Brachycephalic Upper Airway Syndrome – Treatment

Elongated soft palate

Elongated soft palate

 

Shortened soft palate

Shortened soft palate

The mainstay of treatment for BUAS remains surgical, however some medical measures can also be taken. When considering medical management, it is important to focus on factors that can cause worsening of the signs, such as weight loss and allergies. Other factors to consider are housing the patient in a cool environment, avoiding the use of neck leads, decreased activity levels and the use of gastroprotectants for any concurrent vomiting or regurgitation. Typically medical management is used after (and in conjunction with) surgical management.

There are many questions that arise when considering surgical management and one of the biggest is when do you consider surgery? BUAS can be seen even in puppies and it is recommended that an evaluation be performed in dogs that are predisposed to this condition. Early management can halt or delay the progression that is typically seen, especially laryngeal collapse.

There are various methods to widen the nares(nostrils). The most common technique is the vertical wedge resection, where a wedge of tissue is removed with the apex of the triangle at the dorsal surface. An absorbable suture can be placed to control bleeding. It is important to make sure that the nares is wide enough to increase airflow.

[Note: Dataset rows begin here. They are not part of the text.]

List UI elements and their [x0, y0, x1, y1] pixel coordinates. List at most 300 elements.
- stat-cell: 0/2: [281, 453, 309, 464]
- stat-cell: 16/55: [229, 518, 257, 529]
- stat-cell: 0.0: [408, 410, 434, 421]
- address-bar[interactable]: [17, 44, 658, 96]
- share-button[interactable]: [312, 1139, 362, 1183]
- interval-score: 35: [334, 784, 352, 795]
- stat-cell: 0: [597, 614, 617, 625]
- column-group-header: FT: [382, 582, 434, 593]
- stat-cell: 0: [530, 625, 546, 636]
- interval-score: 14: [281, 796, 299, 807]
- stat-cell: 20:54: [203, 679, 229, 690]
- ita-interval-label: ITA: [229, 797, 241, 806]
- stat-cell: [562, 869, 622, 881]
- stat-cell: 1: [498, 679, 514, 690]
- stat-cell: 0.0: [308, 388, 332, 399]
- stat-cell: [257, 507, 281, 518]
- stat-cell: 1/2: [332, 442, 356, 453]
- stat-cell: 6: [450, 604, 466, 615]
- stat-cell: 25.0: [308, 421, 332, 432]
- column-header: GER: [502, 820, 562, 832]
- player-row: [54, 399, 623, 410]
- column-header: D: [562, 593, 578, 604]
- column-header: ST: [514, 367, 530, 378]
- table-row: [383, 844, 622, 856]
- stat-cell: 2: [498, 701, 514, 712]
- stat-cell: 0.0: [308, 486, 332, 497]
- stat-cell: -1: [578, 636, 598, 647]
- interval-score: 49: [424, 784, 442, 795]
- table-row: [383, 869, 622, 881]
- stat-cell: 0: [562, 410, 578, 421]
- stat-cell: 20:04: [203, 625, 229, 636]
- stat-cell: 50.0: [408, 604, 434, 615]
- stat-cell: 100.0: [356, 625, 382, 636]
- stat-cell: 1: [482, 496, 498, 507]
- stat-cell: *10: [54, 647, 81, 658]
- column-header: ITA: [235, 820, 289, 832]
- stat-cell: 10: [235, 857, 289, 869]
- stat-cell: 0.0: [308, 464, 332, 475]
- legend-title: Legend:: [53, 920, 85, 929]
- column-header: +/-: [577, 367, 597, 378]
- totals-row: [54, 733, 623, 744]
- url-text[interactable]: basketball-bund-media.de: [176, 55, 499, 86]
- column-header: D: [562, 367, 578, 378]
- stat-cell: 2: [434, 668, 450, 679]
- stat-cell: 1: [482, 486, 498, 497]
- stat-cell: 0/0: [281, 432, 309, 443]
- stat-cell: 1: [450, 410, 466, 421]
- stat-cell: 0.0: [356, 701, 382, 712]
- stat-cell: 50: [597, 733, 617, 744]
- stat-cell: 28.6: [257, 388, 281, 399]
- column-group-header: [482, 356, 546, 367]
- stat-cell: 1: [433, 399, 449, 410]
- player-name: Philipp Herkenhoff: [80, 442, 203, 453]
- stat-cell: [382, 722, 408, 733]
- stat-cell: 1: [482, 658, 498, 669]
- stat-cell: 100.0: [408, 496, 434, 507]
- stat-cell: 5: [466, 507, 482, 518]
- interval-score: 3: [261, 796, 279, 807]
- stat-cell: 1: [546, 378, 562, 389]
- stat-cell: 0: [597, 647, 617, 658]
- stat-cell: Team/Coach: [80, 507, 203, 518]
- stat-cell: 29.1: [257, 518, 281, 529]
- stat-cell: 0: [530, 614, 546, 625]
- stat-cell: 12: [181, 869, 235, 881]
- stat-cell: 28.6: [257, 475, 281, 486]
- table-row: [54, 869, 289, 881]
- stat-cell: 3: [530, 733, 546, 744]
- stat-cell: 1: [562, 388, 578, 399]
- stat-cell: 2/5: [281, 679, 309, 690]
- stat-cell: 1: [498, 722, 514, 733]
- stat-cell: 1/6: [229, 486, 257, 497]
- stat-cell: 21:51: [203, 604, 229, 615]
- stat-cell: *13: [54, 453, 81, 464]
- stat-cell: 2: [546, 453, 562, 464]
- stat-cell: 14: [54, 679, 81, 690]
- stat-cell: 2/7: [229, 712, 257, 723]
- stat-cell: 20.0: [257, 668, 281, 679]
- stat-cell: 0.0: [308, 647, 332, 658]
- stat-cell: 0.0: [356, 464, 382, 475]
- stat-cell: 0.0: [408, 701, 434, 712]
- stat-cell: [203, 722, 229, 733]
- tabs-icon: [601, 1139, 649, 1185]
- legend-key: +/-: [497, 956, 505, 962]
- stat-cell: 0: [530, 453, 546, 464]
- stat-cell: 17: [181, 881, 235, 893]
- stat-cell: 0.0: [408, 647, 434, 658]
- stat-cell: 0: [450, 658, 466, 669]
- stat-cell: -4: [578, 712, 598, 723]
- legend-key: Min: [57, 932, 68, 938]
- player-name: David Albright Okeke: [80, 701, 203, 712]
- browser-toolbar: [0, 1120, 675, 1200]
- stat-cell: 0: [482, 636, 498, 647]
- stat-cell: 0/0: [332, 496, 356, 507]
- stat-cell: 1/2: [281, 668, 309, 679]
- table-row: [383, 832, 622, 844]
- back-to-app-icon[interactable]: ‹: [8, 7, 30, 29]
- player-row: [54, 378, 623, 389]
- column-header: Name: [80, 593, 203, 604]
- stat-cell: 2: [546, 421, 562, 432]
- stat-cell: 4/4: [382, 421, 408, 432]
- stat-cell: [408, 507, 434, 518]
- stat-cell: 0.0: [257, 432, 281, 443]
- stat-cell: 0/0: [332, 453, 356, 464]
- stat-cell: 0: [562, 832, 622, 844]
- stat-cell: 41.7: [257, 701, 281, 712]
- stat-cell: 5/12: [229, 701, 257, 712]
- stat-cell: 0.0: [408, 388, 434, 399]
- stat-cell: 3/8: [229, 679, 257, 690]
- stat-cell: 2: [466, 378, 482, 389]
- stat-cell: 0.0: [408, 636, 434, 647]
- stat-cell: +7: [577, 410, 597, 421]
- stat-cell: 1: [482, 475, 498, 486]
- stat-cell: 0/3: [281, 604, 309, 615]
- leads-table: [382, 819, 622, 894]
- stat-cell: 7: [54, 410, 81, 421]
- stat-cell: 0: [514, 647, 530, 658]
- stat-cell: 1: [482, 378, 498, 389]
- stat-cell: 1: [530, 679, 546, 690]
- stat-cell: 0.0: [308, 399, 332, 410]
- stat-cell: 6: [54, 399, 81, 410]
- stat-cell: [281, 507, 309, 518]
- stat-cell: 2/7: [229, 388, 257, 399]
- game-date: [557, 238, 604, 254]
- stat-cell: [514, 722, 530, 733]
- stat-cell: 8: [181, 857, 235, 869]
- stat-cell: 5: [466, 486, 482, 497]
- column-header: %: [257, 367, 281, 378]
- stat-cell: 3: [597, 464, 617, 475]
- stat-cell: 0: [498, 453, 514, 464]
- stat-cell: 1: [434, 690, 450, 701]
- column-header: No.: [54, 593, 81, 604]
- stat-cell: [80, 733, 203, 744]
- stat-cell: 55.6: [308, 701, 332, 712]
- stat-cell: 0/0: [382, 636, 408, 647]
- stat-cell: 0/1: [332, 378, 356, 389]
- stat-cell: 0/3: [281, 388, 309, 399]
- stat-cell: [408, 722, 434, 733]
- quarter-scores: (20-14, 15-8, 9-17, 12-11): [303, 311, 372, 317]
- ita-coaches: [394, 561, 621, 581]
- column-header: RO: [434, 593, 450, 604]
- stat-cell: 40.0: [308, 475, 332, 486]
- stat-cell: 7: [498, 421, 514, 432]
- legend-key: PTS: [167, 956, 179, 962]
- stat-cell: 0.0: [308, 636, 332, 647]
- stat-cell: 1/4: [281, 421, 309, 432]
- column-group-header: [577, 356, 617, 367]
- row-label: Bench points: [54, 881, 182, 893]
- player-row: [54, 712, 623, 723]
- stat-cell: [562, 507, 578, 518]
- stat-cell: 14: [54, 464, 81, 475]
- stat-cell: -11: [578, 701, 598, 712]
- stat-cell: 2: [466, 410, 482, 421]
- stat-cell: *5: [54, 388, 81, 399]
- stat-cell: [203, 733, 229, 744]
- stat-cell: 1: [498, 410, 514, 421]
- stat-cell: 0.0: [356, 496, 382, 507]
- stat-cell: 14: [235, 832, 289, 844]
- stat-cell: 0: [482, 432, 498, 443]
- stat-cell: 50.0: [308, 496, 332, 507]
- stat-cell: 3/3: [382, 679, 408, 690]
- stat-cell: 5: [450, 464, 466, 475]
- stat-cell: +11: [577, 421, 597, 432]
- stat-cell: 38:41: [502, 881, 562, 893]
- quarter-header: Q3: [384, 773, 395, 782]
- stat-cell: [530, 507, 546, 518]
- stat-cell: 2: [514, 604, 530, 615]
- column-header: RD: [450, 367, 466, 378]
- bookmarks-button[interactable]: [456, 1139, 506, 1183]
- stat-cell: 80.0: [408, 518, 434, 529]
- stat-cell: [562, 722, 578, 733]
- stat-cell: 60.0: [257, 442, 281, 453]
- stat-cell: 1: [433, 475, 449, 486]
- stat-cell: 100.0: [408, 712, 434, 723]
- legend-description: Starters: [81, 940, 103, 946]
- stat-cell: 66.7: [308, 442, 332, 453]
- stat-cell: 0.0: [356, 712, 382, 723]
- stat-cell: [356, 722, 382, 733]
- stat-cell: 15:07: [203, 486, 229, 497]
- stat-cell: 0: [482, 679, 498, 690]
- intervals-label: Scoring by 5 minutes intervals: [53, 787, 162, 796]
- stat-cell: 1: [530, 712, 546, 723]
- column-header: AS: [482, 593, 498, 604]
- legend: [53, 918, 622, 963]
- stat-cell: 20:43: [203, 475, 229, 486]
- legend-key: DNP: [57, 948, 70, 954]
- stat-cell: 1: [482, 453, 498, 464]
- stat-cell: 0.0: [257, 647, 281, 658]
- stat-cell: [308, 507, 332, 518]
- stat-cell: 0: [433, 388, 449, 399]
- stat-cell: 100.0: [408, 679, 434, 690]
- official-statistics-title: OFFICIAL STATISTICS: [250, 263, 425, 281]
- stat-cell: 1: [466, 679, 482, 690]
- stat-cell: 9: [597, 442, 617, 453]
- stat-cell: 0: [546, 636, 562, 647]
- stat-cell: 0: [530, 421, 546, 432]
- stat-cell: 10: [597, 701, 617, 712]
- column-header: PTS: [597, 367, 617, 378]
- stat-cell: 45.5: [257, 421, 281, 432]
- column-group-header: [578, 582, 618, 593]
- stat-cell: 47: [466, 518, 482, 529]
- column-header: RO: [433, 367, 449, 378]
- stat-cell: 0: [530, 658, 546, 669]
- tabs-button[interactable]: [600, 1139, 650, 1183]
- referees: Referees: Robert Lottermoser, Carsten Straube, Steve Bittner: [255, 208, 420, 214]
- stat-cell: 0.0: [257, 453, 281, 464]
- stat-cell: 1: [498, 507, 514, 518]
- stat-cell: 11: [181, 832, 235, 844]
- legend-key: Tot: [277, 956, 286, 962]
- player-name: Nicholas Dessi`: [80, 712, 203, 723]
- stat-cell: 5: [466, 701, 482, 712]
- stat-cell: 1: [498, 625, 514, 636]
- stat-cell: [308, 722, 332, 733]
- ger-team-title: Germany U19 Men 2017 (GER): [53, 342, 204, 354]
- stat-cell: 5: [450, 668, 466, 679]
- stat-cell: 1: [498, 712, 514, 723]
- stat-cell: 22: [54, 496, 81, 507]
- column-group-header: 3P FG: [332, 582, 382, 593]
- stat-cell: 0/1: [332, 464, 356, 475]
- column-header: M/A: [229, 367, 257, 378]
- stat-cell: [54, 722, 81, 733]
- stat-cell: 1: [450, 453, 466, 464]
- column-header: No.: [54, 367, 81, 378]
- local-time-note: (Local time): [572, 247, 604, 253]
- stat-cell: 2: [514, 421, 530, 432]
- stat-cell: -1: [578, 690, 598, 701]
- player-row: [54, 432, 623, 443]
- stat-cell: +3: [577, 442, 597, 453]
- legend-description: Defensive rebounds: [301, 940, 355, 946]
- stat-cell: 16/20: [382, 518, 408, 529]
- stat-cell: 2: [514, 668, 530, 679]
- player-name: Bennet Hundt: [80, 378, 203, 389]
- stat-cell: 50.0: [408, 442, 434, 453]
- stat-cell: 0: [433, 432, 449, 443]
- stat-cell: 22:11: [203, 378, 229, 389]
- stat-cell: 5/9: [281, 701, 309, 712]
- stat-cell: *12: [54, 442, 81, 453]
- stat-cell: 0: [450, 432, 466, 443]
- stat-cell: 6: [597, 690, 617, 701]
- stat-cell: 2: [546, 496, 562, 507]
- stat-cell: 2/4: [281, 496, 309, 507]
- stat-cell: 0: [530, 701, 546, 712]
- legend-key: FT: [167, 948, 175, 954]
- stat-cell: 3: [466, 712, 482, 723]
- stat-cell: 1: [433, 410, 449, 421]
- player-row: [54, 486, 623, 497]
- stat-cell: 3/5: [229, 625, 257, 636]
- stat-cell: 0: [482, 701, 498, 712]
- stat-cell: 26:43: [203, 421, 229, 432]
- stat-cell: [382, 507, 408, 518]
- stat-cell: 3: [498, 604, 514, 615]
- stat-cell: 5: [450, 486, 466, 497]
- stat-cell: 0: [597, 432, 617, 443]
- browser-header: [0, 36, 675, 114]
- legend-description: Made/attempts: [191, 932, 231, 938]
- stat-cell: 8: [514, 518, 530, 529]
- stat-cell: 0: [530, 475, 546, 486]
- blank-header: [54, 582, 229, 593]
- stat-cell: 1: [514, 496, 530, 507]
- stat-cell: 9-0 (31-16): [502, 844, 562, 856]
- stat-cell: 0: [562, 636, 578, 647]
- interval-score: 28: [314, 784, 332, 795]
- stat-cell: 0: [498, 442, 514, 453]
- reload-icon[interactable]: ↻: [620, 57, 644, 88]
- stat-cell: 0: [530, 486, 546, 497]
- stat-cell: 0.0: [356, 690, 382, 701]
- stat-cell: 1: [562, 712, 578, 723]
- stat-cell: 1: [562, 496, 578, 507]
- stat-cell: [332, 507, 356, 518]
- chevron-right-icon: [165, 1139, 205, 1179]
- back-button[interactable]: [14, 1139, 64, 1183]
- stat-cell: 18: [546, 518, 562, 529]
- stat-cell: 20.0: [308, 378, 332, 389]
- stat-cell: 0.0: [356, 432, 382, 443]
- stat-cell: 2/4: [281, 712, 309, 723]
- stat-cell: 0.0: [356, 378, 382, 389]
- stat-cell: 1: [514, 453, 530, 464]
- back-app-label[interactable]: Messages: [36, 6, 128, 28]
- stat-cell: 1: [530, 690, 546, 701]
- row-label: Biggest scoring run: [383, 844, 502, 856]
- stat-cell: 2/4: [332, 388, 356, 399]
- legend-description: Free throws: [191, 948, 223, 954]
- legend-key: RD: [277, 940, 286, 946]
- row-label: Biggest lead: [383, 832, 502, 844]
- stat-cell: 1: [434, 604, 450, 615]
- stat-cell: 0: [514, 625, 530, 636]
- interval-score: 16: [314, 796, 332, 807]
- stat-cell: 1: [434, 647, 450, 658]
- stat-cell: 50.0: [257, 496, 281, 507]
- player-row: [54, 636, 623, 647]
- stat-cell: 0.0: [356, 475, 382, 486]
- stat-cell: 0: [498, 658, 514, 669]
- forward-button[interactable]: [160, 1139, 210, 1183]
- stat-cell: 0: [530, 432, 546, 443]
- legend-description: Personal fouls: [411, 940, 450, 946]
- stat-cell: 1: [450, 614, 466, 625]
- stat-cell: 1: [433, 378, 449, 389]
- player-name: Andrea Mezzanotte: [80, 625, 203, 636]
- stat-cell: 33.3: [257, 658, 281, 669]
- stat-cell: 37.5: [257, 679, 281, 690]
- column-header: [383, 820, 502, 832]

An elongated soft palate is one of the most common features of BUAS. The assessment and skilled resection is key. If too much is removed, then there is a communication between the oropharynx and nasopharynx. If not enough is removed then the problem still exists.  The most common technique employed is resection with metzenbaum scissors and suture. Sharp excision of the soft palate generally ensures the least amount of inflammation. Other methods, such as CO2 laser and Ligasure, have been described and can be successful. Complications that can arise are as follows: bleeding, inflammation, chronic granulation tissue formation, and further elongation of the soft palate over time.

As mentioned previously, the presence of everted saccules characterizes the patient with stage I laryngeal collapse. There is some controversy as to whether or not everted saccules should be addressed surgically.

With patients that have grade II and III laryngeal collapse surgical correction is more difficult. When collapse is present it is always recommend to correct what is correctable, however the larynx will never be functional again. Some propose modified laryngeal tieback procedures with mixed outcomes. A permanent tracheostomy becomes a very viable option. By performing a permanent tracheostomy the entire upper airway is by-passed.

When counseling owners, generally dogs affected with BUAS have a favorable prognosis. Success is solely dependent on progression of disease. Education of owners should start when the patient is a puppy to avoid worsening. When a patient progresses to laryngeal collapse prognosis decreases greatly, as well as hospitalization time.